Young voters in search of a reason to care about national politics were greeted last week with an eye-opening report on the fiscal health of the Medicare program. Trustees for the 40-year-old retiree health-insurance program warned that the trust fund covering hospital benefits will run dry in another 15 years. Unfortunately, the 20- and 30-somethings with the most to lose from a collapsing Medicare program have taken little interest in the looming crisis. That is too bad, because all young voters have a stake in making sure that the old-age programs they fund today will be around when they reach retirement.
This is not the first time the Medicare trustees have warned that the program is headed over a cliff. The insolvency prediction has become something of an annual rite in Washington. The trustees have warned of dire consequences every year since 1990, with the alarm bell tolling especially loudly in 1997. Then, the Clinton administration and Congress acted to restrain spending and temporarily avoid bankruptcy.
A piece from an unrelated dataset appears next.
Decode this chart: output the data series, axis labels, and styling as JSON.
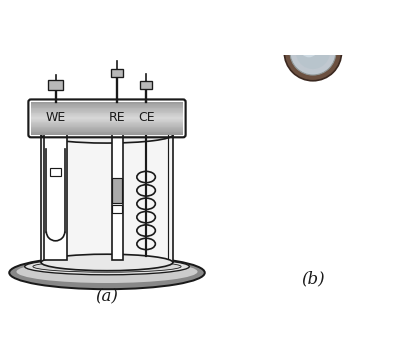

It is not likely to be that easy this time around. While Medicare projections – like all fiscal projections – are subject to much error, the Medicare crisis is real and quickly approaching. Recent Medicare costs have followed the steep trajectory of health-care spending in general, led by increases in prescription drug costs. The upward trend is unlikely to reverse course any time soon. The retirement of the baby boomers, longer life expectancies, increasingly expensive medical technologies and thinning employment ranks all loom over the demographic horizon.
There is no shortage of reform proposals. The John Kerry campaign has promised to restrain costs while protecting current benefits. While the devil is always in the details, Kerry at least recognizes that profligate spending and a stable Medicare program make a toxic combination. The Bush administration, however, seems blissfully unaware of the crisis. The president has responded to the Medicare challenge by rapidly expanding coverage to include prescription drugs and pushing reforms built around market competition and health savings accounts: All the more reason for young voters to follow this debate closely and head to the polls in November.